The 2003 invasion compounded a decades-old Iraq carnage, most at the hands of imperial powers. The book, Body count: Global avoidable mortality since 1950 by Gideon Polya, posits an avoidable mortality-related history of every country in the world, including Iraq from 1914 onwards. The British interest in invading and conquering Iraq began with the discovery of oil in adjacent Iran in 1908. Six years later, at the outset of the First World War, the British invasion ushered a long period of conquest for oil and imperial hegemony. The upshot was death and destruction on an epic scale, with avoidable deaths from deprivation between 1914-1950 totalling about 4 million. During the Gulf War (1990-1991) and sanctions period (1990-2003), violent deaths and avoidable deaths from deprivation totalled 200,000 and 1.7 million, respectively.

In the period 1990-2011, there were 1.7 million violent deaths and 2.9 million avoidable deaths from war-imposed deprivation, a total of 4.6 million fatalities.
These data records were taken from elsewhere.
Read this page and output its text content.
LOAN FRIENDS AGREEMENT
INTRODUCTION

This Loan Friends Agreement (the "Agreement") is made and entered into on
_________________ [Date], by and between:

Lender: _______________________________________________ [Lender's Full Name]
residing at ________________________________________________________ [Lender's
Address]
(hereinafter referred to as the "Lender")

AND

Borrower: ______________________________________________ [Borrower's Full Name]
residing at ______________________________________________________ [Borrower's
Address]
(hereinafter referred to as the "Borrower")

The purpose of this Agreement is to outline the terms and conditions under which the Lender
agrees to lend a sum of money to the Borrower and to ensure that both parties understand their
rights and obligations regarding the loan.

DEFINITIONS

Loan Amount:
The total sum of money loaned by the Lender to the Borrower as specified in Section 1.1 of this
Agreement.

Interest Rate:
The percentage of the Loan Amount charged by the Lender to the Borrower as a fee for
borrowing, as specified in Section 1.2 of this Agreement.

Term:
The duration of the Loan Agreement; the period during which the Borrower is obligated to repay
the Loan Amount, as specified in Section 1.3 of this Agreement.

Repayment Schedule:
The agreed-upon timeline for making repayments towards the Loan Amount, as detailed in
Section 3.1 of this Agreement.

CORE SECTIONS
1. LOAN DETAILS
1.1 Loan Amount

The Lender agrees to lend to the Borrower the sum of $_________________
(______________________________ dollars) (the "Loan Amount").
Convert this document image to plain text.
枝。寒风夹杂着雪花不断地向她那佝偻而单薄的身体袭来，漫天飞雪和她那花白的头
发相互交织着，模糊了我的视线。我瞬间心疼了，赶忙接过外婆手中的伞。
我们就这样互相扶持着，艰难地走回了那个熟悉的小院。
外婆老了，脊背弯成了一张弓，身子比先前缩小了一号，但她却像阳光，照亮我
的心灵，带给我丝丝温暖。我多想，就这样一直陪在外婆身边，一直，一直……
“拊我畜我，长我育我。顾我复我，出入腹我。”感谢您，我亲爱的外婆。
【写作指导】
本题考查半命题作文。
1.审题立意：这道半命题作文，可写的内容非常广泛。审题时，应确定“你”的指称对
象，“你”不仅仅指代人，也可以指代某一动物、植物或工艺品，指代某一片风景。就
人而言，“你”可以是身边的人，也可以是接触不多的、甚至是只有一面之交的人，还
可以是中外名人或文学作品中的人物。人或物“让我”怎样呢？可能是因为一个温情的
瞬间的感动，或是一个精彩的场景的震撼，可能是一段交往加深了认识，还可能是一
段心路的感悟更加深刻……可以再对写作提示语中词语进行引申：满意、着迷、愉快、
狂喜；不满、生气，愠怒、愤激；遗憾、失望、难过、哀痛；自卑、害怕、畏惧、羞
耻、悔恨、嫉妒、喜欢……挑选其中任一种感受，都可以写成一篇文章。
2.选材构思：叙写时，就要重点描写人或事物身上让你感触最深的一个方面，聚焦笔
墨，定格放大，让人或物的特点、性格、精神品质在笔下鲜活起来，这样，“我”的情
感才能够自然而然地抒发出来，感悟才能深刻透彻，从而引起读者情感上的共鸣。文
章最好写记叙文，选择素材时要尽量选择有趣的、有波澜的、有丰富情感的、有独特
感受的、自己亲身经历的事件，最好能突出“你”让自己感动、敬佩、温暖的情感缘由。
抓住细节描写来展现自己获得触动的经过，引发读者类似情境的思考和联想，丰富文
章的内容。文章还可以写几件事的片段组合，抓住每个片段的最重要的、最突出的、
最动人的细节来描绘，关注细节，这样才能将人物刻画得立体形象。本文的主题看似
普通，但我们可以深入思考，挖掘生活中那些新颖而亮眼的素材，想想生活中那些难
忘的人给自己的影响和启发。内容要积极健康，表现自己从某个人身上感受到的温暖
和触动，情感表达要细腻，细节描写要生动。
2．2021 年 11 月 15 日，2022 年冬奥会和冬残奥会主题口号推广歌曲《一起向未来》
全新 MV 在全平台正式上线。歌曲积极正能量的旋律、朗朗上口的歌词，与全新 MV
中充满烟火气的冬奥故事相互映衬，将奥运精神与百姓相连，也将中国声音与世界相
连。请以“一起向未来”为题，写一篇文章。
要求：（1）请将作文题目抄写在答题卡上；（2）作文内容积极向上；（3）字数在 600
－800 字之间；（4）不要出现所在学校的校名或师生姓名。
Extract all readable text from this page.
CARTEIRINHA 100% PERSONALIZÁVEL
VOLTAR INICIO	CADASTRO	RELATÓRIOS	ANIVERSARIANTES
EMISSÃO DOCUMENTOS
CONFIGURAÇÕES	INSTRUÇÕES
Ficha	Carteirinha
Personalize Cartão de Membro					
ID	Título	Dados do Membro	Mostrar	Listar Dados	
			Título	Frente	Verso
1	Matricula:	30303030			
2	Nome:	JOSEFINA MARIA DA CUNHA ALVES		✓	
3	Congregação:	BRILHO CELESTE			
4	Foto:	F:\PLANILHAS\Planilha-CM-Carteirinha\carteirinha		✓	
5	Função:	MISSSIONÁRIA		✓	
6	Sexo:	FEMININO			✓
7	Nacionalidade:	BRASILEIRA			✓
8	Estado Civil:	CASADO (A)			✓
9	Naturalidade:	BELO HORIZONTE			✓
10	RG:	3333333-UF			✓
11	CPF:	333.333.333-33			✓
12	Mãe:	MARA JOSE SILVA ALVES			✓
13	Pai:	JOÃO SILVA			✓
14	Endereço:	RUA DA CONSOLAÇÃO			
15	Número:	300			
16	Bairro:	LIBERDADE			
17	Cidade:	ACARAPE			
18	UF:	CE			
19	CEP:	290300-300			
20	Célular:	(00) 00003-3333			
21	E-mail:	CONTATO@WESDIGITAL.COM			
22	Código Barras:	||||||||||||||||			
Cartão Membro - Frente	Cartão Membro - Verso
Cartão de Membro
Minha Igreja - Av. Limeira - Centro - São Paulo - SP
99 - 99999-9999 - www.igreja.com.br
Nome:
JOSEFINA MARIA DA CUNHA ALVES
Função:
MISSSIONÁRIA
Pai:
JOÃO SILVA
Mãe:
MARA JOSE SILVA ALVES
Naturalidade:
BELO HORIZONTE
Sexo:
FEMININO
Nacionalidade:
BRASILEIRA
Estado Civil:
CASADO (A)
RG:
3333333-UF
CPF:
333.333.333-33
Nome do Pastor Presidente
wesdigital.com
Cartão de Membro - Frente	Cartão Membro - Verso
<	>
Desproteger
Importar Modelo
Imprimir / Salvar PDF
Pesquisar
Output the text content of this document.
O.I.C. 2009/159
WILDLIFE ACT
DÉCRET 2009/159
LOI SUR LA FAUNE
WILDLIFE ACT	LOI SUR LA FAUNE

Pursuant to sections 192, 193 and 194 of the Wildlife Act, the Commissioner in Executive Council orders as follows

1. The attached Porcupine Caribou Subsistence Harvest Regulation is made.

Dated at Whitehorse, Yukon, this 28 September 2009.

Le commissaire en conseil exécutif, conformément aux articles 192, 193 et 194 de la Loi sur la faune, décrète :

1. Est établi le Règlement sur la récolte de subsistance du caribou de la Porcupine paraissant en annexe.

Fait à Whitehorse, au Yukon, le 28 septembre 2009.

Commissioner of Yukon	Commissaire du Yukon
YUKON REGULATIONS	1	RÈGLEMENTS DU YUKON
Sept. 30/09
In the period 2011-2020 during the war against ISIS (a violent by-product of the invasion), there were about 100,000 violent deaths and 300,000 avoidable Iraqi deaths from deprivation. Put another way, post-1990 war-related Iraqi deaths from violence and deprivation totalled around 5 million, chiefly as a result of the US Alliance actions.

The slow violence resulting from the Iraq War continues to have a deadly impact on that country’s people. In 2020, for example, the under-5 infant deaths as a percentage of total population for Iraq was 52 times greater than that for Japan, and 14 times greater than that for impoverished and sanctioned but peaceful Cuba. Iraq’s trauma is regarded in some quarters as an ill-gotten remnant of the past: something to be air-brushed from history. But not so for those experiencing the ravages of imperial power.

The people of Iraq await a historical reckoning.